Description: l2cap_information_rsp() validates only the fixed header size:

    struct l2cap_info_rsp {
        __le16 type;      // 2 bytes
        __le16 result;    // 2 bytes
        __u8   data[];    // flexible array — 0 in sizeof
    };

    if (cmd_len < sizeof(*rsp))    // only checks >= 4 bytes!
        return -EPROTO;

Then accesses the flexible array WITHOUT checking data is present:

    case L2CAP_IT_FEAT_MASK:
        conn->feat_mask = get_unaligned_le32(rsp->data);  // reads 4 bytes OOB!

    case L2CAP_IT_FIXED_CHAN:
        conn->remote_fixed_chan = rsp->data[0];            // reads 1 byte OOB!

An attacker sends L2CAP_INFO_RSP with cmd_len=4 (header only, no data). The check at line 4562 passes. get_unaligned_le32(rsp->data) reads 4 bytes past the packet boundary into adjacent skb heap data.

The leaked value is stored in conn->feat_mask which influences subsequent L2CAP behavior (whether fixed channels are used). This is an info leak similar to CVE-2020-12352 (BadChoice from BleedingTooth).

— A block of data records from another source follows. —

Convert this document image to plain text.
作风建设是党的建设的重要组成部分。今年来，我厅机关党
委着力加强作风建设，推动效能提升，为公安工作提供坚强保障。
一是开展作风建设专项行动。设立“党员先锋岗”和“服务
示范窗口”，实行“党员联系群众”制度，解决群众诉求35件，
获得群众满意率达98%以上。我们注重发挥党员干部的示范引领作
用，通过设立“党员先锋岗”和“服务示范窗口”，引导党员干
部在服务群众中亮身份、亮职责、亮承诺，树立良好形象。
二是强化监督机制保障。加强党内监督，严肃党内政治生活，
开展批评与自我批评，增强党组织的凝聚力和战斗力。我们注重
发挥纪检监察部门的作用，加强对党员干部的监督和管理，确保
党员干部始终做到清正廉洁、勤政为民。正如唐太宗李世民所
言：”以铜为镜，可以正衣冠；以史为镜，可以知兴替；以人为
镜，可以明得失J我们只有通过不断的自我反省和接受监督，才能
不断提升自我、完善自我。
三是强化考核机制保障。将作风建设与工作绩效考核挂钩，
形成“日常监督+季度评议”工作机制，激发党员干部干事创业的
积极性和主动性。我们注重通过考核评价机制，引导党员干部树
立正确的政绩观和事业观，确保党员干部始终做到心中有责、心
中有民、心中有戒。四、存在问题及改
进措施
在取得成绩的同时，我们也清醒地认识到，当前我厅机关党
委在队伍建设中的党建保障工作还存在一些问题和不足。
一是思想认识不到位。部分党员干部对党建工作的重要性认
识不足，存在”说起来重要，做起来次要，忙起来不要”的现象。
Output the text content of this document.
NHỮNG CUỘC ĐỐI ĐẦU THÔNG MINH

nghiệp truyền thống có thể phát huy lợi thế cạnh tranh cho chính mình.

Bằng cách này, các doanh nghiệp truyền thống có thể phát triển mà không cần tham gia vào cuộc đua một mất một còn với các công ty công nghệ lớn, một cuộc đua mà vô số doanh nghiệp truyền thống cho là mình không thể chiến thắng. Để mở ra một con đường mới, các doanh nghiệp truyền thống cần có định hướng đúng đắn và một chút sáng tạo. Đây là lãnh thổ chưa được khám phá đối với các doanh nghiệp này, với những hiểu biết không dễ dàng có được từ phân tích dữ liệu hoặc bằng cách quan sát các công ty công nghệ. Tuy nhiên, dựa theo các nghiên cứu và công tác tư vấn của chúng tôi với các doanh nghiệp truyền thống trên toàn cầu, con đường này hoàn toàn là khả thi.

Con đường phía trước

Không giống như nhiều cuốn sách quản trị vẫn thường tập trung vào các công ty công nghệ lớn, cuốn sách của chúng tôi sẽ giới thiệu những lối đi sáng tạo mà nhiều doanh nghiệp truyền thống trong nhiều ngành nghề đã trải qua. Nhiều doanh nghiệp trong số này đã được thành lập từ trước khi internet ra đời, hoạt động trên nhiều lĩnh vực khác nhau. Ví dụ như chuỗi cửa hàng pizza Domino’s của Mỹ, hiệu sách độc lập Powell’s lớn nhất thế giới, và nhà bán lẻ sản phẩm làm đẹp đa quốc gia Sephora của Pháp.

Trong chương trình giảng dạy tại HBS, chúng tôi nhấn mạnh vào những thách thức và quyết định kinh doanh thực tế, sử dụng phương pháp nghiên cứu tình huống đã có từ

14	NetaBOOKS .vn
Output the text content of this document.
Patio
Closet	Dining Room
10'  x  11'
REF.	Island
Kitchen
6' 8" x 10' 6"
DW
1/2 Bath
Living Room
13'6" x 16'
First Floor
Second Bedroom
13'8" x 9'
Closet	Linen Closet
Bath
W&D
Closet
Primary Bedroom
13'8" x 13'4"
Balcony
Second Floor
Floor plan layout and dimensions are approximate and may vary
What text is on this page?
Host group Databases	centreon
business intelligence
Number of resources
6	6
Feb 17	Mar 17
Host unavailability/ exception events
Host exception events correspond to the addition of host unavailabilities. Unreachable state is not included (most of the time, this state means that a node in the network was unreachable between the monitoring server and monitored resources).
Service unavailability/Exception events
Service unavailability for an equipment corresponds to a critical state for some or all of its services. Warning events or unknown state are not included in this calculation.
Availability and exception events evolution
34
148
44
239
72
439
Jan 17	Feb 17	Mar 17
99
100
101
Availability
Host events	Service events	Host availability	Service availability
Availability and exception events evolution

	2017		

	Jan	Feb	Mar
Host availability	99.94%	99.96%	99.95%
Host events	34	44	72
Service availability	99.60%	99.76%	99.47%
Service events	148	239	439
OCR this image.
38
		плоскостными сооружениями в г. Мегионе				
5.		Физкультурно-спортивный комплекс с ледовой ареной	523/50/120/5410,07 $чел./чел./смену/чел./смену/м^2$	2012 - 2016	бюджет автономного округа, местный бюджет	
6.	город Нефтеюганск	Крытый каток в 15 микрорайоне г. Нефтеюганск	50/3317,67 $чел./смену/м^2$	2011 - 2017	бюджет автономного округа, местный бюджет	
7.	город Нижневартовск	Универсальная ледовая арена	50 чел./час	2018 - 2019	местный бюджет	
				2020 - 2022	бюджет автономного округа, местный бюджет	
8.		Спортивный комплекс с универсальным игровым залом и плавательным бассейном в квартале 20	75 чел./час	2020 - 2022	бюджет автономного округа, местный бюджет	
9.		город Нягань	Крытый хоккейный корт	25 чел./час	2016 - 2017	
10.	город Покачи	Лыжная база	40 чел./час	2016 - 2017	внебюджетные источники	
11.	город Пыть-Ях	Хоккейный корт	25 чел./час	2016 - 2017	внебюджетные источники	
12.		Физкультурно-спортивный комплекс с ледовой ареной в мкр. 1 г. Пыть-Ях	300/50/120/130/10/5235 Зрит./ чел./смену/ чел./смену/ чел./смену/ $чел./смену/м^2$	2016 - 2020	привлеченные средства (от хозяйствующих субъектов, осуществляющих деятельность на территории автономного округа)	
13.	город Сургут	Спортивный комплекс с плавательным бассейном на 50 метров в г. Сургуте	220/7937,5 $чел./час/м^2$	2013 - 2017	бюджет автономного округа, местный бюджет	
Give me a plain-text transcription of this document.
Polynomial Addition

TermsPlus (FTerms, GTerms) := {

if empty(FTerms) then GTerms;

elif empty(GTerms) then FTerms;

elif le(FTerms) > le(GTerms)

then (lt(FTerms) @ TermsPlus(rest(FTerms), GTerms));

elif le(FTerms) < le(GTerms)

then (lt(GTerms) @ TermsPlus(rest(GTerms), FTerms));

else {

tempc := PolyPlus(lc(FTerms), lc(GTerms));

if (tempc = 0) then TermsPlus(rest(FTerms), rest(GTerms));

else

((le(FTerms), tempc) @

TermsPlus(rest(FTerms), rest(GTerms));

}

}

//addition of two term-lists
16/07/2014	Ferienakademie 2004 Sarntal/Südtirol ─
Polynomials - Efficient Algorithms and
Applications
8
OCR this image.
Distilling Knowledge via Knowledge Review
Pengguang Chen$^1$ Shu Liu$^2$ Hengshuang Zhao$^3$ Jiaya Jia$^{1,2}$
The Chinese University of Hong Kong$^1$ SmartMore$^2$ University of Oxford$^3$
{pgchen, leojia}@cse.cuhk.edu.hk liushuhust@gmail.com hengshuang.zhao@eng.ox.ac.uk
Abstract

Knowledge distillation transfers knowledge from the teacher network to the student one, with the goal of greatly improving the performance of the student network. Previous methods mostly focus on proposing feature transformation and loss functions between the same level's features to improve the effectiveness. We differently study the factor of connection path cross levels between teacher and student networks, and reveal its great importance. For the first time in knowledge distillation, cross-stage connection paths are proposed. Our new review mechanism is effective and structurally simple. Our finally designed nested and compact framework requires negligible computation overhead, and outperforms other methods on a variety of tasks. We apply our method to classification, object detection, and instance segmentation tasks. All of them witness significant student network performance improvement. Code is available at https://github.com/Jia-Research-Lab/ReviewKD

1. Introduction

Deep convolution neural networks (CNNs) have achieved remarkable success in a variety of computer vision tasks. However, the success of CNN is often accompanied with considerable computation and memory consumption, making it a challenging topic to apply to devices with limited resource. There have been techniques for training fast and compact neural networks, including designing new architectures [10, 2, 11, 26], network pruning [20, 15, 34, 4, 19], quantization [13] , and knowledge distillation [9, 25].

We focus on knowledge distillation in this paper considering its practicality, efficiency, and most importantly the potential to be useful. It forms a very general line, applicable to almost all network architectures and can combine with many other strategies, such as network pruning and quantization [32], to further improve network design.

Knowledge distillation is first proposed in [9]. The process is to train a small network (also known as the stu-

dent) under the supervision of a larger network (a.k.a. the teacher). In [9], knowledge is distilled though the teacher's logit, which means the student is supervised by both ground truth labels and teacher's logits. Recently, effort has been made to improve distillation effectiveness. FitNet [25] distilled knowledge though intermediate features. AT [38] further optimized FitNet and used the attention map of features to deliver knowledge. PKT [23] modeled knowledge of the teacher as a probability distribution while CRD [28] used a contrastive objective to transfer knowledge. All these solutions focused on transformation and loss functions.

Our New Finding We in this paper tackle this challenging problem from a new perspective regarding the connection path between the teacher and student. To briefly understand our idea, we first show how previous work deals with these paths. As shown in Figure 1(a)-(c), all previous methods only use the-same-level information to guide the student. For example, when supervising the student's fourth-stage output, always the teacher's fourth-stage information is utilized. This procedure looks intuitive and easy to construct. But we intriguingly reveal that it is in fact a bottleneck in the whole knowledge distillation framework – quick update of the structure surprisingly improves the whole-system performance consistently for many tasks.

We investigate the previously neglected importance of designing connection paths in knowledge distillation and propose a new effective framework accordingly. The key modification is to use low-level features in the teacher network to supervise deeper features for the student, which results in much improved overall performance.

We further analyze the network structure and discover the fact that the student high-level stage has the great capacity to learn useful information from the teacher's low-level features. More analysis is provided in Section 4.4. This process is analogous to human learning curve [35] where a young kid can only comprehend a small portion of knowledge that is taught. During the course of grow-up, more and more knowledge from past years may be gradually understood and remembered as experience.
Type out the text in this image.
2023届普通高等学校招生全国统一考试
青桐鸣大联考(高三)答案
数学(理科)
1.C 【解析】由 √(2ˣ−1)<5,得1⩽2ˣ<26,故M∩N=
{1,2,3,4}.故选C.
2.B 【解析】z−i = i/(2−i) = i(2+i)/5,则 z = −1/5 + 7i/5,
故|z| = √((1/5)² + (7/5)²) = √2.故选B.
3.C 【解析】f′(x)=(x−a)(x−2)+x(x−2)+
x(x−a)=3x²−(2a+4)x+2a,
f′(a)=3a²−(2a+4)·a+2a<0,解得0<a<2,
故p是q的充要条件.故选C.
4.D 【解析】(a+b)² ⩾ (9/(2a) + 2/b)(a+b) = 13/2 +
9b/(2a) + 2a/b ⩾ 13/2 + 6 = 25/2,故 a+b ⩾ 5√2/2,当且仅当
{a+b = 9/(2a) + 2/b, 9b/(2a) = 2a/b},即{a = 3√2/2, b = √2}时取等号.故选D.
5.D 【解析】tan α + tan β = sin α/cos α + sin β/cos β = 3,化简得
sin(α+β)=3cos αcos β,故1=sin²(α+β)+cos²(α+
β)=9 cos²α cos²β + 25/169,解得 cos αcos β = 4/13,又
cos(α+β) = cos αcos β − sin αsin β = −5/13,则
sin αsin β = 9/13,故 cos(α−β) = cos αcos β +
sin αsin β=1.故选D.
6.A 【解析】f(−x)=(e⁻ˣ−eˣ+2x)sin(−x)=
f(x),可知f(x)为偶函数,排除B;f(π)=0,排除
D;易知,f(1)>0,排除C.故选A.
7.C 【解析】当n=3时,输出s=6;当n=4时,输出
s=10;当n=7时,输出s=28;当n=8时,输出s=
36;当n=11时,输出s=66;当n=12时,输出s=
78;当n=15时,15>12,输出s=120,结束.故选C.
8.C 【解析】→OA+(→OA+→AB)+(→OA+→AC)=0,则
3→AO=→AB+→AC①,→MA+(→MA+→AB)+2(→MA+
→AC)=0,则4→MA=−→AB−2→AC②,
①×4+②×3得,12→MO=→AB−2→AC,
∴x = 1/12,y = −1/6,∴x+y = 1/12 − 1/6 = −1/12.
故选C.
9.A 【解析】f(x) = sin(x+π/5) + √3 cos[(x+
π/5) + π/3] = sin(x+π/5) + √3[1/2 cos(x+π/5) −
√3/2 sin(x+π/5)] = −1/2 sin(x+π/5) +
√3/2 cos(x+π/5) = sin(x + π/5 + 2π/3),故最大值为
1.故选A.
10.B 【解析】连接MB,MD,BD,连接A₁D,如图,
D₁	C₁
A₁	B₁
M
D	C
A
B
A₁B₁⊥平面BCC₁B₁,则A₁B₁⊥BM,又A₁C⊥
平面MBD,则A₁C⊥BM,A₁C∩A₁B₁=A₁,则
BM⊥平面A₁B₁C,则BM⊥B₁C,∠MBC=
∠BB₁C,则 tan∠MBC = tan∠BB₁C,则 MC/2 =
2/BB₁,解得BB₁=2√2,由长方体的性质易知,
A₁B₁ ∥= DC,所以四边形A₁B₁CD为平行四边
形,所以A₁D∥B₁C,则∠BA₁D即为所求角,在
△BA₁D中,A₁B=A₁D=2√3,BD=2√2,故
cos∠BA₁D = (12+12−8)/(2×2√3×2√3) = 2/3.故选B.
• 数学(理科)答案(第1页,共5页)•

Attack vector: Attacker within Bluetooth range sends a malformed L2CAP Information Response during connection setup. This happens BEFORE authentication — the info exchange is part of the L2CAP signaling that occurs immediately after ACL connection establishment.

No pairing, no user interaction. Single packet trigger, no race condition needed.

Affected:

  • Linux 6.6 LTS: CONFIRMED in source
  • Likely all kernel versions — this code hasn’t changed significantly

ADDITIONAL NOTE: l2cap_ecred_reconf_req missing refcount

File: net/bluetooth/l2cap_core.c
Function: l2cap_ecred_reconf_req()
Lines: 5325, 5357
Type: Potential UAF (lower severity)

Channels retrieved via __l2cap_get_chan_by_dcid() at line 5325 are stored in a local array and accessed at lines 5357-5358 WITHOUT reference counting. If a channel is freed between the two loops, the second loop accesses freed memory.

Lower severity because both loops run under conn->lock, reducing the race window. But a concurrent HCI disconnect event processed on another CPU could still trigger it.